Digital wellbeing interventions for family carers of people with intellectual or developmental disabilities: A Systematic ReviewLink opens in a new window
Project team: Dr Jo Griffin, Professor Richard Hastings, Dr Sam Flynn, Dr Magda Apanasionok, and Andreas Paris
Advisory group: Debbie Austin and Ellie Finch
Family carers of people with an intellectual (learning) and developmental disability can experience additional stress and have a higher chance of poorer mental health than other family carers. UK mothers of children with intellectual (learning) disabilities for example, are approximately twice as likely to have clinically concerning levels of psychological distress on a mental health screening questionnaire than other mothers (Totsika et al. 2011). Supporting family carers’ mental health and wellbeing is sometimes done through formal programmes or “interventions”.

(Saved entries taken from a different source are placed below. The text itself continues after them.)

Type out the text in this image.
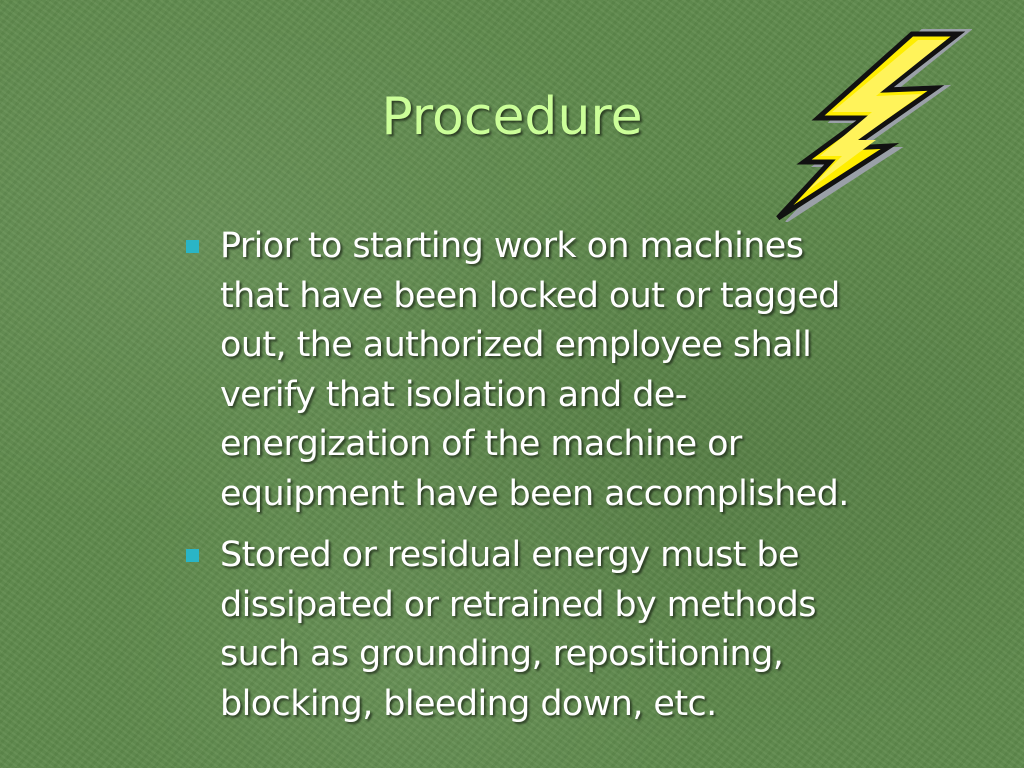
Procedure
Prior to starting work on machines
that have been locked out or tagged
out, the authorized employee shall
verify that isolation and de-
energization of the machine or
equipment have been accomplished.
Stored or residual energy must be
dissipated or retrained by methods
such as grounding, repositioning,
blocking, bleeding down, etc.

Face to face interventions to support family carers can be problematic as they may find it difficult to commit to attending regular individual or group sessions due to difficulties organising childcare/respite and transport to the sessions, and child and parent health problems (Lunsky et al. 2017). Digital (online or virtual) interventions may be helpful for family carers that find accessing face to face interventions difficult. No-one has yet taken a look at all the international research evidence for digital mental wellbeing interventions for family carers of people with an intellectual (learning) and developmental disability.
A systematic review is a research method that uses a detailed and strict set of guidelines to search the international research literature.
We are conducting a systematic review to find out:
- What digital interventions are out there;
- If they helped to improve family carers’ mental wellbeing;
- What family carers thought about the interventions; and
- What things helped the interventions to work best.